Elyse made an effort to distract herself from the fear she’d held on to all week by catching condensation on the outside of her glass. “I was assaulted earlier this week. By a man I believe might have something to do with Ruby’s disappearance.”
She hadn’t said those words out loud before. Panic ate at her insides as John Slater seemed to grow an entire two inches right there in the middle of his kitchen. “I can’t prove it, but I have to ask. Does the name Samuel Thornton mean anything to you?”
“You think this man Thornton had something to do with Poppy’s disappearance?” Tension radiated through John’s hands, to the point the glass in his hand threatened to break.
“I don’t know, but I can tell you I am doing everything I can to find out.” Her courage was coming back, bit by bit. “Did Poppy ever mention him?”
“No, but then again, my daughter wasn’t too keen on sharing much of her life with me. We weren’t exactly on the best of terms when she…” A sigh punctuated the regret in his voice. “We’d been arguing about a boy she was seeing. Her mom and I found the messages in her social media account. Mature stuff. Stuff she was too young to understand. She accused us of invading her privacy and ran out of the house. Presumably to whoever she was seeing. We never saw her again. Not until we were called in to identify her remains at the coroner’s office. They… They found her in the marsh.” Emotion seemed to clog his throat then. “The police couldn’t even tell us if it was really her at first. She was so…bloated and swollen. The skin of her hands was coming off in sheets. The coroner said she’d probably been there for about a week.”
Tangent pain burrowed deep inside her, and once again, she was picturing her own daughter in that position. Laid bare on a cold metal table with an overweight and over-the-hill coroner prodding at her pale white body.
“You didn’t know the boy she was dating?” Elyse swallowed acid back down her throat at the image. “Wasn’t there a name attached to the social media account?”
“The guy used one of those aliases.
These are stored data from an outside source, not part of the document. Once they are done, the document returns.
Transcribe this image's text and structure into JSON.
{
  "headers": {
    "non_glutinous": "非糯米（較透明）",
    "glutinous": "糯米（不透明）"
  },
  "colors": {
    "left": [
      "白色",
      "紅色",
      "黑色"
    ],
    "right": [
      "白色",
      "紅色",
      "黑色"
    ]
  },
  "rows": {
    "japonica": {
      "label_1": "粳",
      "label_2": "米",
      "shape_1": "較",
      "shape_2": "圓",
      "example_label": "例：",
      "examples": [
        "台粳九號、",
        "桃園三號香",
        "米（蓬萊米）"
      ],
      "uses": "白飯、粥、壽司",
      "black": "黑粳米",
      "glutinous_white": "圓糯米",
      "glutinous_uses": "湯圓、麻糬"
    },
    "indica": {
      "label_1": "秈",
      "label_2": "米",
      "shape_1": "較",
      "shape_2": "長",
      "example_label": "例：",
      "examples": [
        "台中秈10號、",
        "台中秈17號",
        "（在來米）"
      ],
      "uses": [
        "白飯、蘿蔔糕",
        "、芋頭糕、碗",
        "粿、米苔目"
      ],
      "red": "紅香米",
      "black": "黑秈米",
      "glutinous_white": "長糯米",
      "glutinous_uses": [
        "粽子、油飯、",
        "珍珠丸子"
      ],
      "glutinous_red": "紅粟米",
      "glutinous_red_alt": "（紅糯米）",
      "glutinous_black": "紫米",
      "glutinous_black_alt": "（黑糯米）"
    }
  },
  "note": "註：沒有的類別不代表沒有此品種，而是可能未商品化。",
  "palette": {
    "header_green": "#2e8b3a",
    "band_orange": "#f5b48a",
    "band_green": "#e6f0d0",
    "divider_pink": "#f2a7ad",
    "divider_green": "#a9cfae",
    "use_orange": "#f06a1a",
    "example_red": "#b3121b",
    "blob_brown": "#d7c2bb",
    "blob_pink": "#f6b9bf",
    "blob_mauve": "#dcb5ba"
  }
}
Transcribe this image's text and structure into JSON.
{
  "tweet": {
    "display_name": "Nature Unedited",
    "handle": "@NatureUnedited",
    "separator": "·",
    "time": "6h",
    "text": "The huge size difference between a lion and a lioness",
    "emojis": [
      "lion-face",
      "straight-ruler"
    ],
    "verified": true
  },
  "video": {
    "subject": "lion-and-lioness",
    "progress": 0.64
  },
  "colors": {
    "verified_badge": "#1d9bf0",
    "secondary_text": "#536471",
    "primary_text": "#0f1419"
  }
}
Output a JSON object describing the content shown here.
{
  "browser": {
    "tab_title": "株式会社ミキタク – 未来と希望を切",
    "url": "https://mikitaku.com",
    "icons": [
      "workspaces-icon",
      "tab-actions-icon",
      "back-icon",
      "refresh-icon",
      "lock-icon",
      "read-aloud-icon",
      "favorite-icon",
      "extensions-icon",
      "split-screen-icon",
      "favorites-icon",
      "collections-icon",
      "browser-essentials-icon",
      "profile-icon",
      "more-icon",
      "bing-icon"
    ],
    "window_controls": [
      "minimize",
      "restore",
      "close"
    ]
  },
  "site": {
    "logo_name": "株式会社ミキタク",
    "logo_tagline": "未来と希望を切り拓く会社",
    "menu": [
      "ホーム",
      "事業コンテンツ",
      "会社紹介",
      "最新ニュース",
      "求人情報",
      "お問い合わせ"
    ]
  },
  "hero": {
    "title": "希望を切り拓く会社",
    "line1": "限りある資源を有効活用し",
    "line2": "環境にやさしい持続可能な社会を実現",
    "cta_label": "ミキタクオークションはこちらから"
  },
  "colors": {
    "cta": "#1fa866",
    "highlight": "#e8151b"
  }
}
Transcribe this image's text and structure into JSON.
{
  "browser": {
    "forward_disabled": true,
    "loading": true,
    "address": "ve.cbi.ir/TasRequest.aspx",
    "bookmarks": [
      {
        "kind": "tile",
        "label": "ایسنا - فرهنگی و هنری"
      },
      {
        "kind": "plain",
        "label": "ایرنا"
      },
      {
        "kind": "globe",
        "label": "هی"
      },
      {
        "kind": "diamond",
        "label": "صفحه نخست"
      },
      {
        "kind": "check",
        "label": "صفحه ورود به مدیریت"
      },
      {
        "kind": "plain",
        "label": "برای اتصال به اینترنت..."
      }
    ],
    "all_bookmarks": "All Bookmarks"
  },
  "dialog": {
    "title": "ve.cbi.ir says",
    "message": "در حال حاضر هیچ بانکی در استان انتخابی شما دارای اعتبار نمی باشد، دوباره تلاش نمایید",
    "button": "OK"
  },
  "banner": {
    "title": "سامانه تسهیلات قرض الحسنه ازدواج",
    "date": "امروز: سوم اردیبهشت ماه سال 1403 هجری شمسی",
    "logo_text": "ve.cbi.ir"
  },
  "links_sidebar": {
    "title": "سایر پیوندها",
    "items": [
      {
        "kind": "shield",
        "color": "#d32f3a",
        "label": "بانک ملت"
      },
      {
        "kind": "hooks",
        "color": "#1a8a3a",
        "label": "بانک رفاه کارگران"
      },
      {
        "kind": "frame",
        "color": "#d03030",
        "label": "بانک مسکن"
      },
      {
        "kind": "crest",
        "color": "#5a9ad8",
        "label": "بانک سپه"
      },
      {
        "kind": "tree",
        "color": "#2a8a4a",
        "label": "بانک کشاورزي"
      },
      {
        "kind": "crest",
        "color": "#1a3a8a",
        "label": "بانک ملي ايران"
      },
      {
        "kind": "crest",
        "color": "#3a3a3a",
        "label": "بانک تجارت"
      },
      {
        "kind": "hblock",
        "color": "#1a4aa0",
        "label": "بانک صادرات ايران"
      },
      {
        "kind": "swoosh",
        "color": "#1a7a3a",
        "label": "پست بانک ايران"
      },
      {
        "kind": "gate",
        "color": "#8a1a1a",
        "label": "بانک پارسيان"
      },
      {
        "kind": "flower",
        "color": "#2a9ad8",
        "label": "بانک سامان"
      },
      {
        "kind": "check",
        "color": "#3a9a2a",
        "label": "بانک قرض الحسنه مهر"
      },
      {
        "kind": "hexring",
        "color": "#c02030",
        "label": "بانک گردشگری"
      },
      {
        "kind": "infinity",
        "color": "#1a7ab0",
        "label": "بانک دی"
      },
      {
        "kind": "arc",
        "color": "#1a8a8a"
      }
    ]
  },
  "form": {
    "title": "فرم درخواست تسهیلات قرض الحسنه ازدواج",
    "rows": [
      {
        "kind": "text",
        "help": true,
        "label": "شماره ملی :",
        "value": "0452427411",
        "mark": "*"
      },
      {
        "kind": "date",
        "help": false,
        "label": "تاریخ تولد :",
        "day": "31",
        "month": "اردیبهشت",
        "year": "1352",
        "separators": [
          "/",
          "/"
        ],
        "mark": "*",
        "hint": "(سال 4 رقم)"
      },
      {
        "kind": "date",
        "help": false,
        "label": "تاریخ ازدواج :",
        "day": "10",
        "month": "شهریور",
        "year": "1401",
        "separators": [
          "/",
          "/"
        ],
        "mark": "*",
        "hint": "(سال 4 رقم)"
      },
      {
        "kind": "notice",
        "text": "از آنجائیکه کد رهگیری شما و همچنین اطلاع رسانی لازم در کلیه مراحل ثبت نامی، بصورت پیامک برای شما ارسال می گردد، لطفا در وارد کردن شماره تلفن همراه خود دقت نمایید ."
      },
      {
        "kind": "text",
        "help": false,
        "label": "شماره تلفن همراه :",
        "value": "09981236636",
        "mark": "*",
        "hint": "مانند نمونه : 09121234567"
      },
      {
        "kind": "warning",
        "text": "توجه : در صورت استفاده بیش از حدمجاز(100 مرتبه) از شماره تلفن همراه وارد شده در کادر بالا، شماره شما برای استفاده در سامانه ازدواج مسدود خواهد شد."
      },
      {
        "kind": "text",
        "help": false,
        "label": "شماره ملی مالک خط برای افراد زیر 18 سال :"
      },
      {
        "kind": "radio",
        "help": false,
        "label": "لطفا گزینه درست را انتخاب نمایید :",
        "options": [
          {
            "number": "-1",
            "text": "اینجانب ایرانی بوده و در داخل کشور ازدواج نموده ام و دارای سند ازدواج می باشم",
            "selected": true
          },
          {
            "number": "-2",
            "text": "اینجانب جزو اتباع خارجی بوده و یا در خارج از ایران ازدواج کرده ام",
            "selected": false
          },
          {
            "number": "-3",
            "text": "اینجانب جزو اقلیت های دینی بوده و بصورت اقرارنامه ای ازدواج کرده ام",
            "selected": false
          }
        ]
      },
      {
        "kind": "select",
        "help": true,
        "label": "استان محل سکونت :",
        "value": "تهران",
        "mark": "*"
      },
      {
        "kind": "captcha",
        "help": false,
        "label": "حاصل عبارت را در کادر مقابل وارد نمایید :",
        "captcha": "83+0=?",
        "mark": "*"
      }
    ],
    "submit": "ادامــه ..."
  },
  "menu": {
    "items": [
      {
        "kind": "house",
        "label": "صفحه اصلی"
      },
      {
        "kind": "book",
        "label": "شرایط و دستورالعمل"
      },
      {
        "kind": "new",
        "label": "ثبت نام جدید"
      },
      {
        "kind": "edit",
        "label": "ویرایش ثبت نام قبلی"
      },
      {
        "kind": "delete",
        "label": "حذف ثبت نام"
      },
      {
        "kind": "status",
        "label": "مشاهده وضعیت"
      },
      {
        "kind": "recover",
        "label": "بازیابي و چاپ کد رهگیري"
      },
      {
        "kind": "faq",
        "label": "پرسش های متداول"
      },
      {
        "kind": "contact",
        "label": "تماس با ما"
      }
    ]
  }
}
Something like DailySurf. The police submitted a warrant for the kid’s real identity, but the platform is still taking their time. Like I said, Poppy wasn’t sharing a whole lot with us, but I got the sense the guy was older. My guess is she believed I would have put a stop to them seeing each other.” John Slater stared down into his glass then finished off the liquid inside before setting it in the basin on the sink. “Based off those messages, she was right.”
Elyse tried to push her mind farther away from her own fears. “Mr. Slater, in Poppy’s Instagram posts, she’s wearing a gold necklace.”
“The one with the P engraved on it.” He nodded. “We gave that to her as a gift for her birthday. Just before she disappeared. She loved it. She never took it off, but the coroner told us she didn’t come in with any jewelry on. Whoever’d killed her must’ve taken it.”